By the time I get to the fort, it’s way past our normal meeting time, and I have mostly convinced myself that I was just seeing things in the woods, because the closer I got to the fort, the less, well, spooky the woods became.
But James and Alicia aren’t there.
Strange. Maybe they were already here and just left without me. The thought leaves a pang in my gut—I don’t like thinking they’re out having fun when I’m grounded. Not that I want them to be miserable without me. I just … don’t want to be alone.
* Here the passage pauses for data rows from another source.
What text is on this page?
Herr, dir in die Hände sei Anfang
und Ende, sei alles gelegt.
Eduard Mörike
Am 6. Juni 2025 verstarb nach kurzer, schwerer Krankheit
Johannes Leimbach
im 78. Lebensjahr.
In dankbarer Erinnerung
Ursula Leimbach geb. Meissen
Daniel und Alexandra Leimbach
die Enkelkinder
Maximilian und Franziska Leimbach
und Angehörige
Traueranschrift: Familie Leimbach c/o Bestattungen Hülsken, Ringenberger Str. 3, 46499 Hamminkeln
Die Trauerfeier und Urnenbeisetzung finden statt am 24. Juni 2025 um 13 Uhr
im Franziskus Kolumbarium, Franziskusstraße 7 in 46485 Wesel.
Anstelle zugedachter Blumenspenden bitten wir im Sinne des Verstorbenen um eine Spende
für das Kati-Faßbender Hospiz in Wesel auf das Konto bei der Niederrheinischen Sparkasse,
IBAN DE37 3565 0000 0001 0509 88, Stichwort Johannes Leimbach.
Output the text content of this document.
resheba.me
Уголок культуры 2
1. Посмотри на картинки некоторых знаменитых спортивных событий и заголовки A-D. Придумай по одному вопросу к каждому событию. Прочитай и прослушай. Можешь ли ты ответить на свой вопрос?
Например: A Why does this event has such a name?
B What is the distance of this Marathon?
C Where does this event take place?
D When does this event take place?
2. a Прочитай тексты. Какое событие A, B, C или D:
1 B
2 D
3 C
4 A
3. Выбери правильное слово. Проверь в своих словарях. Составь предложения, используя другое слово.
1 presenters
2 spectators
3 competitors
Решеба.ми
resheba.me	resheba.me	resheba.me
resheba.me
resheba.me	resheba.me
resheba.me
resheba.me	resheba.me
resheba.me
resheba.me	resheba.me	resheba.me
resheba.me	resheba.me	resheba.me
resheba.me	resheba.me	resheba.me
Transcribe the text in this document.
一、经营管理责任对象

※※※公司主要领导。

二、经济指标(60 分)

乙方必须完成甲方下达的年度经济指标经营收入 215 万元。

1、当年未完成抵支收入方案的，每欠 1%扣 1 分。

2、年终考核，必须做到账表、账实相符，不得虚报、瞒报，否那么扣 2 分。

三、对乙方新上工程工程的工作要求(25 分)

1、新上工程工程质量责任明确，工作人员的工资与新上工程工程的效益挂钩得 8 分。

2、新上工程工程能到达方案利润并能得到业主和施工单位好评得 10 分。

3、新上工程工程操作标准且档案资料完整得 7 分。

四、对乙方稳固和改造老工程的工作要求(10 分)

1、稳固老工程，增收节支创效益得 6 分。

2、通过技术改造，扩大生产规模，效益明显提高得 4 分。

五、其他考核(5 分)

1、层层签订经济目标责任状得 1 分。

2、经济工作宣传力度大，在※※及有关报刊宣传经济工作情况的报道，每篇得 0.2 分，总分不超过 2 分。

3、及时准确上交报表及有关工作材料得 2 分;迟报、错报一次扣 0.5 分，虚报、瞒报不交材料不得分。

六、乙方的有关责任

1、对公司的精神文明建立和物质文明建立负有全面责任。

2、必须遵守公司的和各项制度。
At least the air is a normal temperature here, and there aren’t any more signs of a doll. The panic in my chest starts to go away, but I still jolt every time I hear the branches rustle from a squirrel.
I leave my friends a note, just in case they head back this way:
I don’t want to mention being grounded because of the buried toys. I don’t want to admit the doll came back. That I burned her, but now I think she’s following me. That’s beyond impossible, and I don’t want them to worry over nothing.
I tell myself I was seeing things before, that it was just stress and nerves and fear of stumbling upon the mansion alone.